Reformatting CSV (Comma Separated Value) files using Perl

ajcode · 5 December 2014

I've been working on a perl script that reformats csv (comma seperated value) files to a format specified by the user. Ever downloaded or used a program to generate csv files that are not quite the format you wanted. Well now you can correct these files using my perl script. Obviously you need perl installed on your computer and hopefully it works with 64 bit installations

So basically what my perl script does is process all csv files (could be only 1) in the current directory where the perl script resides and outputs the resultant csv files in a sub-directory called tmp (if the directory does not exist, it will be created). What the user needs to do is edit the script to either add, delete, modify, and/or rearrange the columns they want written. The limitation is that the original input csv files must be of the same format.
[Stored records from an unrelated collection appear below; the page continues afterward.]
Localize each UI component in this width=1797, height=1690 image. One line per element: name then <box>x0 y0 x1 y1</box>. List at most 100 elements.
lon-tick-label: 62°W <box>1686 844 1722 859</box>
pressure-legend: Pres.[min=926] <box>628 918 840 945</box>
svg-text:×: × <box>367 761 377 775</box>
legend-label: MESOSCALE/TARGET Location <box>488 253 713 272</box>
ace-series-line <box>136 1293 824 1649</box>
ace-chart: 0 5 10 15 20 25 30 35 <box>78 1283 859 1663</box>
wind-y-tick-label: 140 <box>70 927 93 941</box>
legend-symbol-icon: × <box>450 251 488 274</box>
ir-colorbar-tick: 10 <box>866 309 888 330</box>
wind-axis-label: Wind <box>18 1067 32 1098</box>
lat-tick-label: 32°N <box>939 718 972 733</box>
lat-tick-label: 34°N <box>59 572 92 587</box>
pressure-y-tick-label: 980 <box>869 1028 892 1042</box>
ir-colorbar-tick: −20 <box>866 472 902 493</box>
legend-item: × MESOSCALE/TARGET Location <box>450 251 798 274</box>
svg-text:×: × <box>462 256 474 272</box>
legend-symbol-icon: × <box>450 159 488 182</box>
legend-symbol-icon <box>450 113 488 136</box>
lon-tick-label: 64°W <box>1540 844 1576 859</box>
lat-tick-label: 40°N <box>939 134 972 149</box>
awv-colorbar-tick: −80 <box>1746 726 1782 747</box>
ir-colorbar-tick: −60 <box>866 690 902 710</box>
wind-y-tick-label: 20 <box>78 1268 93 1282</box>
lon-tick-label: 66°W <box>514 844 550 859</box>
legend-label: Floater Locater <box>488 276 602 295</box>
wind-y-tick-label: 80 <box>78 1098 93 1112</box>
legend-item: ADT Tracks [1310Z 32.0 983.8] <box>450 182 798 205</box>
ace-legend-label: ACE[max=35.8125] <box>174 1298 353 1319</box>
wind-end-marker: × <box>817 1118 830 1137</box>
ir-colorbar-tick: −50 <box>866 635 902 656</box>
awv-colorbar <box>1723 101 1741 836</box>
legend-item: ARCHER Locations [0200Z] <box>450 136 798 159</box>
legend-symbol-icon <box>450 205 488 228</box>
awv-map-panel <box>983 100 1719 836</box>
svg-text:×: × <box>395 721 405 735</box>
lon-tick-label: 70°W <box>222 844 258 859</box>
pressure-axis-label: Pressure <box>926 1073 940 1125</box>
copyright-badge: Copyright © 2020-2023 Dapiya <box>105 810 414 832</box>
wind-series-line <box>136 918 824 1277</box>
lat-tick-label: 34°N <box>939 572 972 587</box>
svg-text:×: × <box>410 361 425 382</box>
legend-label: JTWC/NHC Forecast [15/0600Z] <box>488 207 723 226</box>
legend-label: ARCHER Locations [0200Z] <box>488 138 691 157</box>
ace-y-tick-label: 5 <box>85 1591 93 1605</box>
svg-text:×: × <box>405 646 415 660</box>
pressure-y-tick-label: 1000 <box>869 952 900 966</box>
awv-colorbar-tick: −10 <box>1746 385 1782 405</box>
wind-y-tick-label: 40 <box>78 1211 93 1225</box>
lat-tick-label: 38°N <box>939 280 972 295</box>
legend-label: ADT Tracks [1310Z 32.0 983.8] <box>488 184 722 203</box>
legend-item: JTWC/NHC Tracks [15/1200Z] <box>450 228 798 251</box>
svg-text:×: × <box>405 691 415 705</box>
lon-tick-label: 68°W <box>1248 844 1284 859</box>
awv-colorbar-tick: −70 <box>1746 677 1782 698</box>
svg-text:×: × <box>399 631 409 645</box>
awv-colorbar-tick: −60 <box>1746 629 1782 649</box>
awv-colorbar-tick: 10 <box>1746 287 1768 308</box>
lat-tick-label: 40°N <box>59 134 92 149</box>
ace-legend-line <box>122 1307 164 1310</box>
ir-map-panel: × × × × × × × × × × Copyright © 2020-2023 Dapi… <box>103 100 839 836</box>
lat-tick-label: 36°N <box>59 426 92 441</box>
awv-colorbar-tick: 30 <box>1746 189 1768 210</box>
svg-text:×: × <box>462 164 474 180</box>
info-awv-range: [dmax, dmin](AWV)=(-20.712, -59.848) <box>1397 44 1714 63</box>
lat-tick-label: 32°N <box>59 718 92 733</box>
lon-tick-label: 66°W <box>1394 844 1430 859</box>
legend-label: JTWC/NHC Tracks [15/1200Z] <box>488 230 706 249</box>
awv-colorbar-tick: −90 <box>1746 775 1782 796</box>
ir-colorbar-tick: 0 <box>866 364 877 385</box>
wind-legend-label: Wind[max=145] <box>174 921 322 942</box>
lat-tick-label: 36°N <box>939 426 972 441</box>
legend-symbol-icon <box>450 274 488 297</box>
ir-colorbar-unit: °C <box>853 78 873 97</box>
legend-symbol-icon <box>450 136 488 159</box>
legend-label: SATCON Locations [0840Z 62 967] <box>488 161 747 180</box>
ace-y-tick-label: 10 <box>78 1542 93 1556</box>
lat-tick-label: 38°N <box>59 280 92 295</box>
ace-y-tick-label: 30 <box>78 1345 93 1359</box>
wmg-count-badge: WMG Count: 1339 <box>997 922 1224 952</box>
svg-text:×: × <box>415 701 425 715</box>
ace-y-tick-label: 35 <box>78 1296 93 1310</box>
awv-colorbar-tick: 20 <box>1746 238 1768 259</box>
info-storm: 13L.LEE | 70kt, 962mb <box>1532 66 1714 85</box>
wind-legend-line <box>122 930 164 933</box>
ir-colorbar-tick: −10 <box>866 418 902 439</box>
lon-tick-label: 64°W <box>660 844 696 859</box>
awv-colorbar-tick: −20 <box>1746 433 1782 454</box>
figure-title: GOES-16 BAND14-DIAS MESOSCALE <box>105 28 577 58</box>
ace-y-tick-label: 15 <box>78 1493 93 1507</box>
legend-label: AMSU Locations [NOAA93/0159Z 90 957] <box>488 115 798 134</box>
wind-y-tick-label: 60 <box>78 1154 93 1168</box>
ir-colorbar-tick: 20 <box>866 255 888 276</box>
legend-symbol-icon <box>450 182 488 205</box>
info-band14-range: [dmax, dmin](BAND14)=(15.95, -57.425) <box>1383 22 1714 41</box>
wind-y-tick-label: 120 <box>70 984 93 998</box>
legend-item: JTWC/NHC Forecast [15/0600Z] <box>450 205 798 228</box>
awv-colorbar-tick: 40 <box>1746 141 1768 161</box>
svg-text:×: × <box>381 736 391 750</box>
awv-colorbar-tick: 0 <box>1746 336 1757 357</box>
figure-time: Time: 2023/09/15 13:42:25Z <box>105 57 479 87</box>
So when the script is run, the following questions will be asked:

1) Output to only 1 file (y/n) ?

If "y" then all results will be stored in a single file called csvref.csv in sub-directory tmp.
Otherwise the resultant files will have the same name as their original counterparts but stored in sub-directory tmp.

2) Write New Header (y/n) ?

If "y" then a header will be written at the start of the resultant file/(s). The user will need to edit subroutine writenewheader() to correct the resultant column headers. Otherwise no header is written to the resultant file/(s).

3) Ignore First N Lines (0 = include all) :->

When processing the input csv file/(s), if the first row contains just headers then you want to skip this row so enter "1", if the second row is garbage aswell then enter "2" and so on. If no headers or garbage then set to 0. So basically N entered rows will be skipped. All input csv files must have the same number of rows to skip over or resultant data will contain misssing or garbage rows which is pretty self explanatory!

I have attached perl script csvref.pl and test input files ANZ.csv, BHP.csv & CBA.csv and will explain the code that user needs to modify in later posts. These files all need to be in the same directory for things to work.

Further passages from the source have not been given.